Tourists from China are also increasing, and it has become the second biggest country to send tourists to Nepal. Construction of a cross border railway is another ambitious plan which has captured the imagination of Nepali people. It may need tremendous effort and care not only because of the forbidding terrain, but also to ensure that adequate environmental caution is taken during that process and that the fruit of this connectivity goes first and foremost to the local people along the way, particularly those who are in the low economic ladder.
A friend in need
Both countries have always supported and helped each other as trusted friends. On April 25, 2015, the 7.9 Richter Scale earthquake hit Nepal, and it was one of the worst disasters in her history. During such trying times, the Chinese government and the people immediately came forward to support Nepal's effort in rescue and relief operations, and in the prevention of impending epidemics. China made a commitment of about 48 billion Nepali rupees grant support, the highest offered by any country. At the time of Indian embargo, Nepalis remember the support and help from China, particularly in the supply of petroleum. The recent support to deal with the COVID-19 pandemic is another great example of China as a friend that Nepal can count on. Nepal is now a part of the “Health Silk Road” project as discussed between the Foreign Ministers Pradeep Kumar Gyawali and Wang Yi last month.
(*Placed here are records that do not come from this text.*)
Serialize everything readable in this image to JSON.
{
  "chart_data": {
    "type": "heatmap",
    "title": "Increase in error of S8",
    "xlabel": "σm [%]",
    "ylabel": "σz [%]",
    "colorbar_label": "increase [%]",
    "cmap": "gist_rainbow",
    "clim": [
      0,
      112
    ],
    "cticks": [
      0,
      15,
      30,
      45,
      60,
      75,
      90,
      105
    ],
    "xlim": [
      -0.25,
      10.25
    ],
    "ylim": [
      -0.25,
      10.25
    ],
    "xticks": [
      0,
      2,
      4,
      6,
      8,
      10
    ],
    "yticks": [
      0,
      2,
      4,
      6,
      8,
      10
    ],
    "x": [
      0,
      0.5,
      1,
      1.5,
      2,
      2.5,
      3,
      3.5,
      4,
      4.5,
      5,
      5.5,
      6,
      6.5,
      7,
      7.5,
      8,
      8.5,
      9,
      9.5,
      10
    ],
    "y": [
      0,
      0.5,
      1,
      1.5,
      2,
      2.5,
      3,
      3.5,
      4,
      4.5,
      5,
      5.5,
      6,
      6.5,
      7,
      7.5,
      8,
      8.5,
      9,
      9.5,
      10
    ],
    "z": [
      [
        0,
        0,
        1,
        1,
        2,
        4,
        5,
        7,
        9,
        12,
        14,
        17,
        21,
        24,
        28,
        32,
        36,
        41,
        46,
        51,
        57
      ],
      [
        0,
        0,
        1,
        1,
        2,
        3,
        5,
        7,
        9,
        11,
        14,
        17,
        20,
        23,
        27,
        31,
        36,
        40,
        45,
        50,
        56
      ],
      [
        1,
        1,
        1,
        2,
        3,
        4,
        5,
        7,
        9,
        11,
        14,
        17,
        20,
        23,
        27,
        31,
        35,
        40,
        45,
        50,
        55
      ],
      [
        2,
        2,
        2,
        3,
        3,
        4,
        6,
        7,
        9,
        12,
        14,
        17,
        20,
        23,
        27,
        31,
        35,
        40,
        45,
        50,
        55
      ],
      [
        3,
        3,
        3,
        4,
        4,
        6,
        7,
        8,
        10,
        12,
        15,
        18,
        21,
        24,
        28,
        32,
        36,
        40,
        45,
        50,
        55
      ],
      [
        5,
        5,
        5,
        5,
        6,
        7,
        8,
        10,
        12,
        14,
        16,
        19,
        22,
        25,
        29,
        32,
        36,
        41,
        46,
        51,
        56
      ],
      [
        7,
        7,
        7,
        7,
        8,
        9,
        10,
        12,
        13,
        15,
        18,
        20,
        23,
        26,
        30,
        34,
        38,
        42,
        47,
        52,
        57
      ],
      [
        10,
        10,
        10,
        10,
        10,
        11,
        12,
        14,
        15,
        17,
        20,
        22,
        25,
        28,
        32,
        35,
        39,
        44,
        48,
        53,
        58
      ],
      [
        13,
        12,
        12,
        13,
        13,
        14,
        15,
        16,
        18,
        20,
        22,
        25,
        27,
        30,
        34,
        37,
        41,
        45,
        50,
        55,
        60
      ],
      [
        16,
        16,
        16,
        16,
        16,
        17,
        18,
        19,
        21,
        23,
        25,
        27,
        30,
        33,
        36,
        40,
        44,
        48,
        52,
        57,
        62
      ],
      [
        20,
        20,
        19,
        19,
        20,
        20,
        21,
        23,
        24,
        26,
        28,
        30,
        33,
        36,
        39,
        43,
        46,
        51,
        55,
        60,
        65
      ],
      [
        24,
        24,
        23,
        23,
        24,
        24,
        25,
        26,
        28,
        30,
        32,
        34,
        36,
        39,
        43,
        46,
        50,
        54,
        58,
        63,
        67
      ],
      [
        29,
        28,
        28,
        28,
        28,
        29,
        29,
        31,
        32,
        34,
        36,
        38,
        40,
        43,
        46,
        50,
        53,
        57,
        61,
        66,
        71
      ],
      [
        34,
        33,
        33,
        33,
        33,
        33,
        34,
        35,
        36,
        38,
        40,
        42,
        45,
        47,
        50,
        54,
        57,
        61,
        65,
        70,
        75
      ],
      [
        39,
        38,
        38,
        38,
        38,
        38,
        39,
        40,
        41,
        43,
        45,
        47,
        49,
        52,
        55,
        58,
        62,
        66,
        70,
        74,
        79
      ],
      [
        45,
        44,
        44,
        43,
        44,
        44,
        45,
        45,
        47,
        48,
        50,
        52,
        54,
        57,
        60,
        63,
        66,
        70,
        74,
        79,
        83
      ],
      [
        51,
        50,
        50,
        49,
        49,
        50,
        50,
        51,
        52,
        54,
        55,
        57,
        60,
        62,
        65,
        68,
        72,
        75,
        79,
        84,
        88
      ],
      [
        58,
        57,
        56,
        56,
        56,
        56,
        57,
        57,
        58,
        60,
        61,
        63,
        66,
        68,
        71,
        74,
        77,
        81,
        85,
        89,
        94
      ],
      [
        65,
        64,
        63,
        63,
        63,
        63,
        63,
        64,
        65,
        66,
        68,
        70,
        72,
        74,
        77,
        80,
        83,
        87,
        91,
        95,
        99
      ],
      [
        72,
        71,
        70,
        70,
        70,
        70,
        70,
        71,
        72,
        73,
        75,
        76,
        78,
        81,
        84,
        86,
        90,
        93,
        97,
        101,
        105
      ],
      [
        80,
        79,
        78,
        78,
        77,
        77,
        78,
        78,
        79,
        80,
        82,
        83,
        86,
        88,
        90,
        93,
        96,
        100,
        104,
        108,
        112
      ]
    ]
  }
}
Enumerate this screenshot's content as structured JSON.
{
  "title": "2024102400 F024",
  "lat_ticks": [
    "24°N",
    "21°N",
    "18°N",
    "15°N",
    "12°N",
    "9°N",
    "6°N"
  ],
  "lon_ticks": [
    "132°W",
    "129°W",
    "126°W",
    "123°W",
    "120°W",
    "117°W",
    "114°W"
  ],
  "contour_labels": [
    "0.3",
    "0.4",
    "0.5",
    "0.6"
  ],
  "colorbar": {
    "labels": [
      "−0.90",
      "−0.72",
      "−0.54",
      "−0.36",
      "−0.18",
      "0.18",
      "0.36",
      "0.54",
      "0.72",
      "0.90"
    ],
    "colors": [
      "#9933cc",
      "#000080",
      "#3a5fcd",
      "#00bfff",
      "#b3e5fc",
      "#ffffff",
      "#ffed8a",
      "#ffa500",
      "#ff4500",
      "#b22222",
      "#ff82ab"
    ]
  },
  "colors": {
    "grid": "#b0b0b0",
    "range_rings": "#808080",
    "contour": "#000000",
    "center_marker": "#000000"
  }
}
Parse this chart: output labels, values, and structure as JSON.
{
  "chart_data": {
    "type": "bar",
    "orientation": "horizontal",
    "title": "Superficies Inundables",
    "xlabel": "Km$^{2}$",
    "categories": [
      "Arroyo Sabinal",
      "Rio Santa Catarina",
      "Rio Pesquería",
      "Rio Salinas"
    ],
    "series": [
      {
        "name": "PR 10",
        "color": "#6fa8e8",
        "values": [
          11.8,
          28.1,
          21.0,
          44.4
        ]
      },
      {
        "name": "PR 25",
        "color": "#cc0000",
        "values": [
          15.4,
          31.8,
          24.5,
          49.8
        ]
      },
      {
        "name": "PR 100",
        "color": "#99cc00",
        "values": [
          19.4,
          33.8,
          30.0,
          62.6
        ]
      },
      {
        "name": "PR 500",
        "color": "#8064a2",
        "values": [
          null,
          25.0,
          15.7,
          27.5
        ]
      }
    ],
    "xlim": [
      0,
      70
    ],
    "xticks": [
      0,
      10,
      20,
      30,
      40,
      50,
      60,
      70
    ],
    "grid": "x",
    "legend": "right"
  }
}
China's peaceful rise is being achieved through friendly relations with the neighboring countries, and Nepal's friendship is equally important to reach to her destination. Nepal also aspires for peace and prosperity, a common aspiration of both the countries. The two countries are undergoing many new challenges, and therefore, it is imperative that both the countries strive to foster their understanding and deepen friendship. In this sixty fifth year celebration of the establishment of Nepal-China diplomatic relations, I hope and wish that the mutual cooperation between the two countries, and their people, would be more intimate and productive, and both countries will take giant strides towards their respective destinations.